Луций пожал плечами:

— Тогда бои не состоятся… — Он улыбнулся и добавил: — Скоро выборы, и квинквеннал обязательно найдет деньги. Да, и скажи еще, что экипировка тоже за их счет. Любая, кроме ретиария!

— Ладно… — сник Гай и поплелся торговаться с квинквенналом.

Децим Лукреций Сатрий Валент согласился моментально. Залучить на арену знаменитого римского бойца — чего же лучше перед выборами? Сторговались на двадцати четырех тысячах сестерциев. На глазах у Гая кандидат в квинквенналы отсыпал в кожаный мешочек ровно шесть тысяч денариев — годовое жалованье двух десятков легионеров. И вот, в разгар Плебейских игр, [668] вся Сармизегетуза сошлась на зрелище — трибуны нового амфитеатра на двенадцать тысяч мест были переполнены.

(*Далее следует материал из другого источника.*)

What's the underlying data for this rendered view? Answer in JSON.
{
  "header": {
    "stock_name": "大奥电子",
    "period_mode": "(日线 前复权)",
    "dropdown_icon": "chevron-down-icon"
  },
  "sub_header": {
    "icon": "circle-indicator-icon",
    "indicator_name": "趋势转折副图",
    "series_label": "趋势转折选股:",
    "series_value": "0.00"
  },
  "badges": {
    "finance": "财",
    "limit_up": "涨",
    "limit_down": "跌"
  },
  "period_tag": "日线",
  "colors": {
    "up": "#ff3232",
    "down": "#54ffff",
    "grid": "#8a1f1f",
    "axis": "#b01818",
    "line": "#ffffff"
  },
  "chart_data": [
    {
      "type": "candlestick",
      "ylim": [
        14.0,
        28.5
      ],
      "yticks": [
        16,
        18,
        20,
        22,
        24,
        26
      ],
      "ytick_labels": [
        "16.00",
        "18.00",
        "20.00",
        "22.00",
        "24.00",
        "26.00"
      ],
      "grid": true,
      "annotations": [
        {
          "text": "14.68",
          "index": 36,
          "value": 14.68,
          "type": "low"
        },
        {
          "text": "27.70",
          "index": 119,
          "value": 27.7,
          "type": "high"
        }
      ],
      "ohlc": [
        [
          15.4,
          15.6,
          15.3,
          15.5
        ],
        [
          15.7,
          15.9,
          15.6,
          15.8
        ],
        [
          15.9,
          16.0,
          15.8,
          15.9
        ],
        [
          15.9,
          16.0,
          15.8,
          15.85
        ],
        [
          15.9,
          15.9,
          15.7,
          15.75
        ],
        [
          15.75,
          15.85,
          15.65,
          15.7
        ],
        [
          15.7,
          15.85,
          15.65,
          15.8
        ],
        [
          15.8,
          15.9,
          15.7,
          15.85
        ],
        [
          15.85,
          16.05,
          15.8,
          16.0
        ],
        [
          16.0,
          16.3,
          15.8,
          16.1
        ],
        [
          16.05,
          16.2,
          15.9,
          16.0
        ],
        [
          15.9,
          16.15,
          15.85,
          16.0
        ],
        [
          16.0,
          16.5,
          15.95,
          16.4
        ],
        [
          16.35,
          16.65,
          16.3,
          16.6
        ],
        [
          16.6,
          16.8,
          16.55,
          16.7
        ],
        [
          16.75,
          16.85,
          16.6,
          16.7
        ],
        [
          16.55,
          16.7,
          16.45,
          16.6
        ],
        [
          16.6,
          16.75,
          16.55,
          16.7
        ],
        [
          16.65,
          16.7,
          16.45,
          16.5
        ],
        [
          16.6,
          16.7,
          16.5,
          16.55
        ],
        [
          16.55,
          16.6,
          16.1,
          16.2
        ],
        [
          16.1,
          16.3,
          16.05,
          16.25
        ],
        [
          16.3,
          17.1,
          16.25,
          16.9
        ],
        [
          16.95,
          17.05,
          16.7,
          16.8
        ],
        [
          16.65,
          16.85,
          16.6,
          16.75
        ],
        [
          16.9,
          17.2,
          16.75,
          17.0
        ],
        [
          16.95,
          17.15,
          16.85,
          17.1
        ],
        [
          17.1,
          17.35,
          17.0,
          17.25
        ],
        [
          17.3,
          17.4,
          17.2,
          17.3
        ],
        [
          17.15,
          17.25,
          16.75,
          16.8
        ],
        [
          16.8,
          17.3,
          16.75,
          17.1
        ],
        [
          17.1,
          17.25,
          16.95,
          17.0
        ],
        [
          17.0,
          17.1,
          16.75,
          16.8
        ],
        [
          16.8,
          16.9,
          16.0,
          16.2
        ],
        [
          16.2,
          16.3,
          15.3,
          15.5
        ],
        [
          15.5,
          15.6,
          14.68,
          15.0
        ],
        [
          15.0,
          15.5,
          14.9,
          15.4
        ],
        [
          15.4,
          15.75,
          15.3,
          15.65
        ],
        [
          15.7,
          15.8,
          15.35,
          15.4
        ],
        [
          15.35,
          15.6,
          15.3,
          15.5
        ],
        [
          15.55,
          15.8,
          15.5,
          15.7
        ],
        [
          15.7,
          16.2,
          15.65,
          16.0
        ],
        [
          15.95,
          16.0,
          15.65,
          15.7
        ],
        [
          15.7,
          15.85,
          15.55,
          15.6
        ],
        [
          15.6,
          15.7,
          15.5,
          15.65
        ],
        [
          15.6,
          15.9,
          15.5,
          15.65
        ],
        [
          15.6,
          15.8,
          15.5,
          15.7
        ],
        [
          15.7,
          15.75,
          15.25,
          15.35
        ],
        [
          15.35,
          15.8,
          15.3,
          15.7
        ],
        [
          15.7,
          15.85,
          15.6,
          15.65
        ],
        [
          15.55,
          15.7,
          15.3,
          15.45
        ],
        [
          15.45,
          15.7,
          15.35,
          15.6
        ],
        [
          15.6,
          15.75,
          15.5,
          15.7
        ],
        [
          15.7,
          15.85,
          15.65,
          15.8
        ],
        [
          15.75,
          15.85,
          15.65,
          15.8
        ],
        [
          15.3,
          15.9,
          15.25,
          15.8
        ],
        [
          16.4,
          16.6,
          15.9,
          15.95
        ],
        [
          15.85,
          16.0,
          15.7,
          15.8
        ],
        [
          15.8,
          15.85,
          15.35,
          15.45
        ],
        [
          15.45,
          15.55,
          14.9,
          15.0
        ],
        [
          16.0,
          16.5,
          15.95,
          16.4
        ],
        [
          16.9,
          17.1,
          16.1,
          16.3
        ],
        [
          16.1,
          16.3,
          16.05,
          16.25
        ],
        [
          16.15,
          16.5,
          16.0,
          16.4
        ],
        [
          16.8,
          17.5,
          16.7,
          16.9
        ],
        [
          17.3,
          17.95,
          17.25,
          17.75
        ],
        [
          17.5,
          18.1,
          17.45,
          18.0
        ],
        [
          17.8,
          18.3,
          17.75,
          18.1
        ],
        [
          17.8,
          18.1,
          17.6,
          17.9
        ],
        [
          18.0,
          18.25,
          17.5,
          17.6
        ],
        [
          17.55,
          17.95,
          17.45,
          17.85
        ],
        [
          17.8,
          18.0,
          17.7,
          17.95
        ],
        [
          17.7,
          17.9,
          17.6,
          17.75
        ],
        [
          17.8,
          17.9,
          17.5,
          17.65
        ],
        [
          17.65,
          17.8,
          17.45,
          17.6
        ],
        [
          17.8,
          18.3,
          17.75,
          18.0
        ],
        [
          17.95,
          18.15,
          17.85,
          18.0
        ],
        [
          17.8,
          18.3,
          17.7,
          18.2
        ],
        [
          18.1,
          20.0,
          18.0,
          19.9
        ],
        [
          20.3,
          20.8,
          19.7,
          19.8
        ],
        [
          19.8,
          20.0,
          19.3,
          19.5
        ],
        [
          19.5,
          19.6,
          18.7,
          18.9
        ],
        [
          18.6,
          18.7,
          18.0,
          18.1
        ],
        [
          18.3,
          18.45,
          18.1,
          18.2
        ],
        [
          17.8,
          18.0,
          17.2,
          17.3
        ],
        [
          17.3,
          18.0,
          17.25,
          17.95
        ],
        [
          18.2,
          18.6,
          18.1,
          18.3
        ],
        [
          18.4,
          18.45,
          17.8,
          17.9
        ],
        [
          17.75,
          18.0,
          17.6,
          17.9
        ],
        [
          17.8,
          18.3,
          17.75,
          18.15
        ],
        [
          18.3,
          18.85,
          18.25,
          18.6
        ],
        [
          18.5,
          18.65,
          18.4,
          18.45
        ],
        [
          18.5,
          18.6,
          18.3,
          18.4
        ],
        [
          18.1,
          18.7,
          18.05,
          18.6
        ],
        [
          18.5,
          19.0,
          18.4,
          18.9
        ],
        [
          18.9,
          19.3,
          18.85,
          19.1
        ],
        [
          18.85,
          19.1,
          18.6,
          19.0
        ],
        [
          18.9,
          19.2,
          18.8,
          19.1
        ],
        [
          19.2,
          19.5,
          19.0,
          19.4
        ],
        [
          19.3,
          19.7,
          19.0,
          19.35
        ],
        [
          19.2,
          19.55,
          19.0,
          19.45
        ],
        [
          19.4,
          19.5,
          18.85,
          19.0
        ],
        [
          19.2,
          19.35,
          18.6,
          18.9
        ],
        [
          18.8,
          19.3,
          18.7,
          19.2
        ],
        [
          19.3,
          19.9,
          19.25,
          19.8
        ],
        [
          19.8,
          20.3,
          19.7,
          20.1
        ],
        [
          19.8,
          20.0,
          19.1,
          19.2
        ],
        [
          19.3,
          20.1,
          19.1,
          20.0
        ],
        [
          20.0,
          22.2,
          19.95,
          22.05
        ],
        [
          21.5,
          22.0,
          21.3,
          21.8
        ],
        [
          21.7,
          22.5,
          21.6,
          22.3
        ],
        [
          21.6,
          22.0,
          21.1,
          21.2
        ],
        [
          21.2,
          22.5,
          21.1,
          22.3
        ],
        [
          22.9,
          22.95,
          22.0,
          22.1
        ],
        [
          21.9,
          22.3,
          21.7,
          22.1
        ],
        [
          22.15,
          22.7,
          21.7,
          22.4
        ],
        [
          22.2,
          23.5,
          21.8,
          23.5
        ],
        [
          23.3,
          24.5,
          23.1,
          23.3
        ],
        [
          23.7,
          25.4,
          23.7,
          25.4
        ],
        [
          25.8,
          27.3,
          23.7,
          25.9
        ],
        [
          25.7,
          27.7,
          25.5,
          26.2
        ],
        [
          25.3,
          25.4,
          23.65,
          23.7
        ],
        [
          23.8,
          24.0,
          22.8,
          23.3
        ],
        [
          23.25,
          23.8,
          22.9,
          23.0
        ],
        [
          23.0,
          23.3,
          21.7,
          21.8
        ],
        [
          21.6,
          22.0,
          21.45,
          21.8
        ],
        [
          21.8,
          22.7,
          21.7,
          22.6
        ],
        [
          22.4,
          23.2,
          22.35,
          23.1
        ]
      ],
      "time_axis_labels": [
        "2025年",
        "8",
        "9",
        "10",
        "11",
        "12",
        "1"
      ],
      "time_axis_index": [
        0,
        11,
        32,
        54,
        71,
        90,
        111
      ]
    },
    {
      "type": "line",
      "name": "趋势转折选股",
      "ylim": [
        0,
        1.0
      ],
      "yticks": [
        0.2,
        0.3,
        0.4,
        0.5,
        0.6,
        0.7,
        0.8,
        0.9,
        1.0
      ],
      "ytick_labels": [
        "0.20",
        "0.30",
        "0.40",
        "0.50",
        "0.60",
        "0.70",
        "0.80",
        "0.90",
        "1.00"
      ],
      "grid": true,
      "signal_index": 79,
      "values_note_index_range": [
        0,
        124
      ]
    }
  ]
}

Луцию Эльвию, гуляющему по проходу-вомиторию, хорошо были видны возбужденные зрители — легионеры из каструма, местные поселяне и заезжий люд. Все бурно обсуждали бойцов, ели и пили, заключали пари, брали напрокат подушки.

Игры начались с помпы. Первыми на арену ступили ликторы эдитора — устроителя игр. За ними вышагивали трубачи и еще четверо, несущие на плечах носилки-феркулум со статуями богов-покровителей Сармизегетузы. Эдитор, то есть Децим Лукреций, важно ступал следом, одетый в тунику, расшитую пальмовыми ветвями, в пурпурную тогу, и нес в руке жезл слоновой кости с золотым орлом наверху. Раб семенил за эдитором и держал над его головой золотой дубовый венок.